Staff regularly observe and assess what children know and can do to help plan for their next stage of learning. When staff deliver activities well, children are engaged and benefit from meaningful learning to help them progress. However, some staff are not as confident in delivering group activities that extend the learning of all children.

Children with special educational needs and/or disabilities are well supported. Staff liaise with parents frequently to share information in order to maintain a consistent approach. They work with other professionals to implement strategies to help children make progress.

Staff are good role models for children. They help children to make the right choices and to be kind to others. Therefore, children are confident and learn to play cooperatively with their peers.

Furthermore, staff encourage children's independence. For instance, during mealtimes, children wash their hands, pour drinks, and use cutlery.
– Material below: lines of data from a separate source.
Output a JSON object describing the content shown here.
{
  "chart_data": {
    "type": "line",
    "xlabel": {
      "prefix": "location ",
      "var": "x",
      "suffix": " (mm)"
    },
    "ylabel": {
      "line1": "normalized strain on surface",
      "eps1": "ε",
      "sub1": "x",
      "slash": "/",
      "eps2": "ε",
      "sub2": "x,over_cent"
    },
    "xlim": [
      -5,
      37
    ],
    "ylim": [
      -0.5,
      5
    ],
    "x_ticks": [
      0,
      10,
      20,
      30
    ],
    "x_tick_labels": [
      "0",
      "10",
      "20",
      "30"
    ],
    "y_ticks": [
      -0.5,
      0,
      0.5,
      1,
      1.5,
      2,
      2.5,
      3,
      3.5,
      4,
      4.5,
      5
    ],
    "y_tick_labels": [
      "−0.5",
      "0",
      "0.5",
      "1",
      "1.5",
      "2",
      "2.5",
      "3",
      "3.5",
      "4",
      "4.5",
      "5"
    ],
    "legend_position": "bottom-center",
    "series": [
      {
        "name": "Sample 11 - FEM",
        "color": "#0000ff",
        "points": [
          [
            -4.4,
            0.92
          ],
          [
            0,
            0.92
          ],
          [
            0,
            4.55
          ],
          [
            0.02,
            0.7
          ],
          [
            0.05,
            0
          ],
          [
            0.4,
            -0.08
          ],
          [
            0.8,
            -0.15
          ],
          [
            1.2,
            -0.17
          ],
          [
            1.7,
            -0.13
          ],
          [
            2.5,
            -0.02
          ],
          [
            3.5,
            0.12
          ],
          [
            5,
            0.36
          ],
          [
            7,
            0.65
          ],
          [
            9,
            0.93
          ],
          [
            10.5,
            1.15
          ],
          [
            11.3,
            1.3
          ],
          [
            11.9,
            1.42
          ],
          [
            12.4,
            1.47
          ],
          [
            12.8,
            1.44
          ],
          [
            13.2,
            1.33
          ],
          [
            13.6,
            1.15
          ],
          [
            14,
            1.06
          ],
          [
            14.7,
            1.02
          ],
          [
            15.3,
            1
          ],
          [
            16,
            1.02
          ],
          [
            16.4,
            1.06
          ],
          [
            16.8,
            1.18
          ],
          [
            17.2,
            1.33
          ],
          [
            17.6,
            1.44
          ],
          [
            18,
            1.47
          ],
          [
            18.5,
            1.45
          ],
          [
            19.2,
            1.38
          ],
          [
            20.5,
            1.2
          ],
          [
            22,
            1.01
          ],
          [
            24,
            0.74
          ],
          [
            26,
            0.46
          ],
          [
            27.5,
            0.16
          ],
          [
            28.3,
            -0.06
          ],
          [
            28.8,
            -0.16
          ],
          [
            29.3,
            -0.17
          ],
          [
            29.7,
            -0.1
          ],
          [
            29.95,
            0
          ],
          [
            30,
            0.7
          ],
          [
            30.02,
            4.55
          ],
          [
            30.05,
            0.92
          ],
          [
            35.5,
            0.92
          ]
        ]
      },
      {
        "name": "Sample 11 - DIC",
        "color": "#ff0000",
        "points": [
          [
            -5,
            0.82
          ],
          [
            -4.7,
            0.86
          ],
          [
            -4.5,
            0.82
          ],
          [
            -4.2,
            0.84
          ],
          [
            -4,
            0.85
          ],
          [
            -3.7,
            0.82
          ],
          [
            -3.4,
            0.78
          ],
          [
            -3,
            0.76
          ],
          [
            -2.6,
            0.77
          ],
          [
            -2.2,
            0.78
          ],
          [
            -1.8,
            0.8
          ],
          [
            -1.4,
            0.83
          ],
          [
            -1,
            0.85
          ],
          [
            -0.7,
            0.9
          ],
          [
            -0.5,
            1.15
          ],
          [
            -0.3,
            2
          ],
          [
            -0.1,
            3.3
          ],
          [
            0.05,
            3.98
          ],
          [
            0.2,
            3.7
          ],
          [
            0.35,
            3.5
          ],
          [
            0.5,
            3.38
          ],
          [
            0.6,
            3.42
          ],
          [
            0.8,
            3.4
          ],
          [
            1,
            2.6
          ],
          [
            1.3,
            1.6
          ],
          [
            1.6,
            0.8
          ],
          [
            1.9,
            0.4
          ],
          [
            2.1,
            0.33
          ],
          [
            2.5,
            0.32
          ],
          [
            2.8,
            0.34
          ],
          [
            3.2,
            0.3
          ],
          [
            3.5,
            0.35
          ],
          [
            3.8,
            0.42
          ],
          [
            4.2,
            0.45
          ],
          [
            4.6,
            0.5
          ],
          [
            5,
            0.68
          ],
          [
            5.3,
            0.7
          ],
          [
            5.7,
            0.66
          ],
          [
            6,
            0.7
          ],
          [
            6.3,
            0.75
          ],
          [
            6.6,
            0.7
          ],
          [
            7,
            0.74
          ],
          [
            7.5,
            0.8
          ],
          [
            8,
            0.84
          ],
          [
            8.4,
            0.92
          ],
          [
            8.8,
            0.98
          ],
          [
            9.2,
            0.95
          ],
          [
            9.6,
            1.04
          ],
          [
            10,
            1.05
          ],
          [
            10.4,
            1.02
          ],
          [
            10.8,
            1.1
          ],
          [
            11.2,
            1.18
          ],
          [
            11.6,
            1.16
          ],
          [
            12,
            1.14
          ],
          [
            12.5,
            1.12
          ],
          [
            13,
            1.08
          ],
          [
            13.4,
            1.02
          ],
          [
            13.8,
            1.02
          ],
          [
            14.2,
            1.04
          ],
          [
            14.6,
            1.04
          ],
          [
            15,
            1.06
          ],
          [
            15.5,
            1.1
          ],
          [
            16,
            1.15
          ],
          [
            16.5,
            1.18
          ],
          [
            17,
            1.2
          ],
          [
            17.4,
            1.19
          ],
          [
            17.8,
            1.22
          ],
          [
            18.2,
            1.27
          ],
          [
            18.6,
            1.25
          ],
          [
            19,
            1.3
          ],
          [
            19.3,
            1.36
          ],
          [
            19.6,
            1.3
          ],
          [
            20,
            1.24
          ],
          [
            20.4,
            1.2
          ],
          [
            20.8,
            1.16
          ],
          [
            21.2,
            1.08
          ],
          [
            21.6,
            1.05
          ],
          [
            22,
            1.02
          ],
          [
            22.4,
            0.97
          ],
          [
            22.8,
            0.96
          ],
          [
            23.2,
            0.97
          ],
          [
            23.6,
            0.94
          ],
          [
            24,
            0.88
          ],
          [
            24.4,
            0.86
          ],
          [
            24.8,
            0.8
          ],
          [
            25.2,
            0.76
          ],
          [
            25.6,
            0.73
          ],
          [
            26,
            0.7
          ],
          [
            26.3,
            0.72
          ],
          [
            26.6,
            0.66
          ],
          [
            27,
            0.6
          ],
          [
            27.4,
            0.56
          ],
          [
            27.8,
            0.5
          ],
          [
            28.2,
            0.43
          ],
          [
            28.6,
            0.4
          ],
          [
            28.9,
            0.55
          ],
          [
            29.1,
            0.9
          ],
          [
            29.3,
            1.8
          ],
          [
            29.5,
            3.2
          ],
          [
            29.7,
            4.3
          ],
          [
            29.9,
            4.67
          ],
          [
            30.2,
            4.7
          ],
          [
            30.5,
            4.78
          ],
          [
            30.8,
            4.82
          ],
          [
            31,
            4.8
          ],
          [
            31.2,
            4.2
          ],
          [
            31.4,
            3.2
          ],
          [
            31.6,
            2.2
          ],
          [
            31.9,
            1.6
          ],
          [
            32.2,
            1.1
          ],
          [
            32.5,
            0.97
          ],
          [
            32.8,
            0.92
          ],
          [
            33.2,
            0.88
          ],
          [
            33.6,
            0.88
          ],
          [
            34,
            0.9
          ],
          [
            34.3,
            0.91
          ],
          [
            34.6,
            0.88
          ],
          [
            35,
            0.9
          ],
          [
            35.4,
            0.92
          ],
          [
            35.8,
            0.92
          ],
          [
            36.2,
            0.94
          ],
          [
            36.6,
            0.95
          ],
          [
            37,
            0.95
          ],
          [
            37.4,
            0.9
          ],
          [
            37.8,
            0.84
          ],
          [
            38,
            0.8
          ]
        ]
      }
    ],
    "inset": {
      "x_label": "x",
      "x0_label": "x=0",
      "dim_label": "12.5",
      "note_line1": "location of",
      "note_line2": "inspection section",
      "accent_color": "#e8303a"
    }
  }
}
However, on occasion, mealtimes can become chaotic.

Children become restless as they wait for their dinner and move around without direction from staff.Staff feel valued and supported by leaders. They receive thorough induction training when they start employment.

This helps them to understand their role and responsibilities. Management conducts regular staff supervision to monitor performance and training. Targets are identified to help staff improve outcomes for children.


The arrangements for safeguarding are effective.There is an open and positive culture around safeguarding that puts children's interests first.

What does the setting need to do to improve?

To further improve the quality of the early years provision, the provider should: provide children with a rich set of experiences to promote their understanding of similarities and differences and what makes people unique strengthen the skills of less confident staff in delivering group activities that build on children's existing knowledge review the organisation of mealtime routines to ensure all children remain engaged and supported.